Les CFF nous ont présenté le projet Toco, système salarial réalisé par GFO, qui a déjà travaillé pour plusieurs services publics et qui était déjà à l’origine de SALSA, projet abandonné il y a quelques années. Les fonctionnaires vaudois, soumis à un système salarial du même genre, ont réagi et se sont mobilisés en masse en 2008- 2009. Ce qui leur a permis d’obtenir quelques aménagements en leur faveur.

Julien Eggenberger devant le bureau dédié aux recours DECFO-SYSREM.

contact.sev: Julien Eggenberger, vous avez vécu la lutte vaudoise contre le système salarial intitulé DECFO-SYSREM. Quelles sont les principales leçons à en tirer ?

Julien Eggenberger : Premièrement, on peut affirmer que la mobilisation des employés a payé. On a obtenu des retours en arrière de la part du Conseil d’Etat, en faveur des fonctionnaires vaudois. Par contre, actuellement, on se rend compte que ce système est encore pire que ce qu’on pensait...

Bio

Julien Eggenberger a 30 ans et il est professeur dans un collègue de la région lausannoise. Il est président de la section Vaud-Etat du SSP (Syndicat des services publics) et a participé aux discussions liées à l’introduction d’un nouveau système salarial, DECFO-SYSREM, mis en place par l’Etat de Vaud. Ce système a été élaboré par les consultants de GFO, également à l’origine de Toco, le système salarial prévu pour les employés CFF. Cette introduction dans le canton de Vaud ne s’est pas faite sans réaction de la part des syndicats, puisqu’une importante mobilisation, par des manifestations et des grèves, a permis d’obtenir plusieurs succès.

C’est-à-dire ?

Les conditions statutaires des collaborateurs dans l’administration ont été individualisées et chacun est donc plus vulnérable. Les assistants sociaux par exemple ont un intitulé de fonction différent selon l’endroit où ils travaillent. Ils ont été scindés en plusieurs groupes car la logique de ce système n’est pas fondée sur les métiers. Cela rend les collaborateurs moins mobilisables car le système a cassé les éléments qui caractérisaient une profession. Autre exemple : quelqu’un qui est engagé aujourd’hui comme employé de commerce ne peut pas savoir combien il va gagner. Le système est moins transparent. Ce qui est défavorable aux femmes, qui sont souvent prétéritées par ce genre de système.

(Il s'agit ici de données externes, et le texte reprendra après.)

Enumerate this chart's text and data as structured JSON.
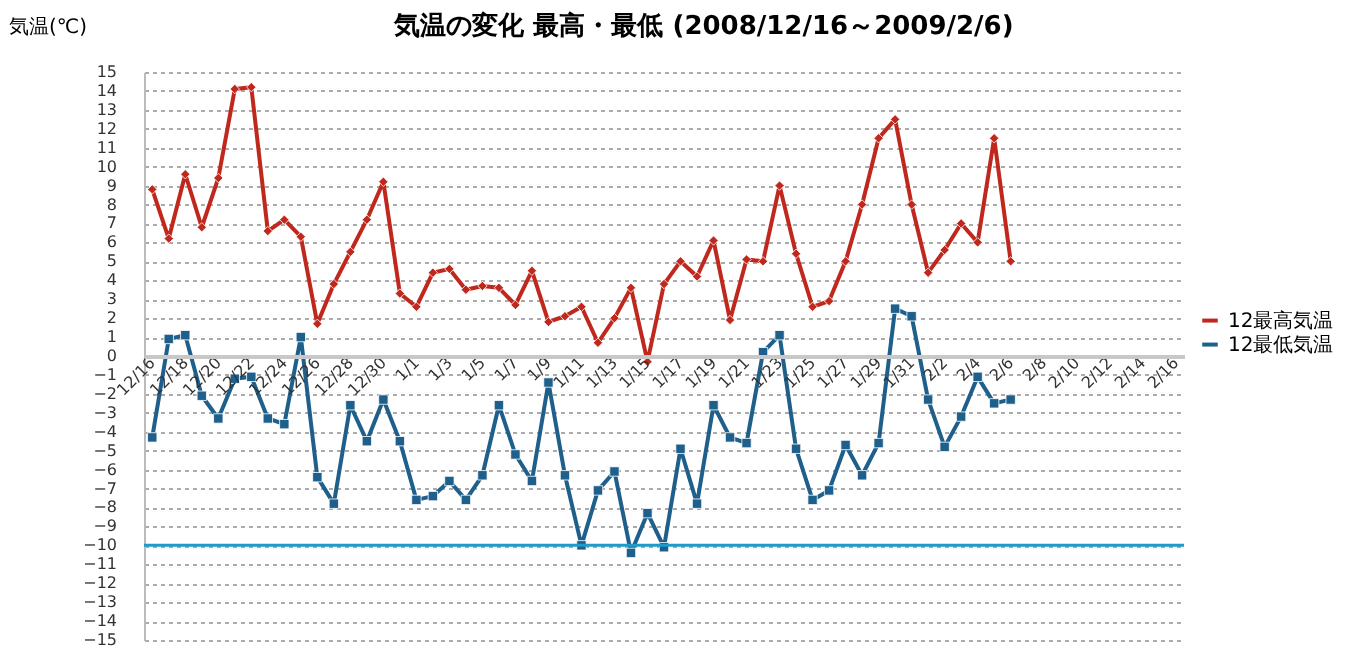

Le système est très flexible.

Exactement ! Tous sont logés à une autre enseigne, ce qui empêche la mobilisation des troupes.

A court terme, les effets ne sont pas flagrants, puisque les gens sont restés à leur poste, avec une garantie des acquis ou une augmentation de salaire. C’est à long terme que les effets vont se faire ressentir. Les engagements vont se faire à moins bon niveau et on ne maîtrisera pas les critères, puisque ceux-ci sont opaques.

De nombreux employés font recours, n’est-ce pas ?

Oui, effectivement. Il y a énormément de dossiers de recours depuis l’introduction de ce système. Nous avons maintenant obtenu la mise en place d’une commission de réévaluation des fonctions, qui débutera son travail en janvier 2011. Nous n’avions pas du tout pu négocier la classification des fonctions (DECFO). C’est uniquement la partie SYSREM (nouvelles grilles salariales) qui avait pu plus ou moins être discutée.

Que reprochiez-vous exactement au système ?

Son opacité, son illisibilité et le fait qu’il valorise surtout les critères « managériaux » au détriment de la formation et de la composante « métier ». On ne nous a pas transmis les critères. Nous recevions le total des points par fonction mais jamais le détail. Le système comporte 18 niveaux de salaire. Les instituteurs et les fonctions de type HES dans le secteur de la santé étaient très proches auparavant et dans ce système, ils se retrouvaient à deux niveaux différents.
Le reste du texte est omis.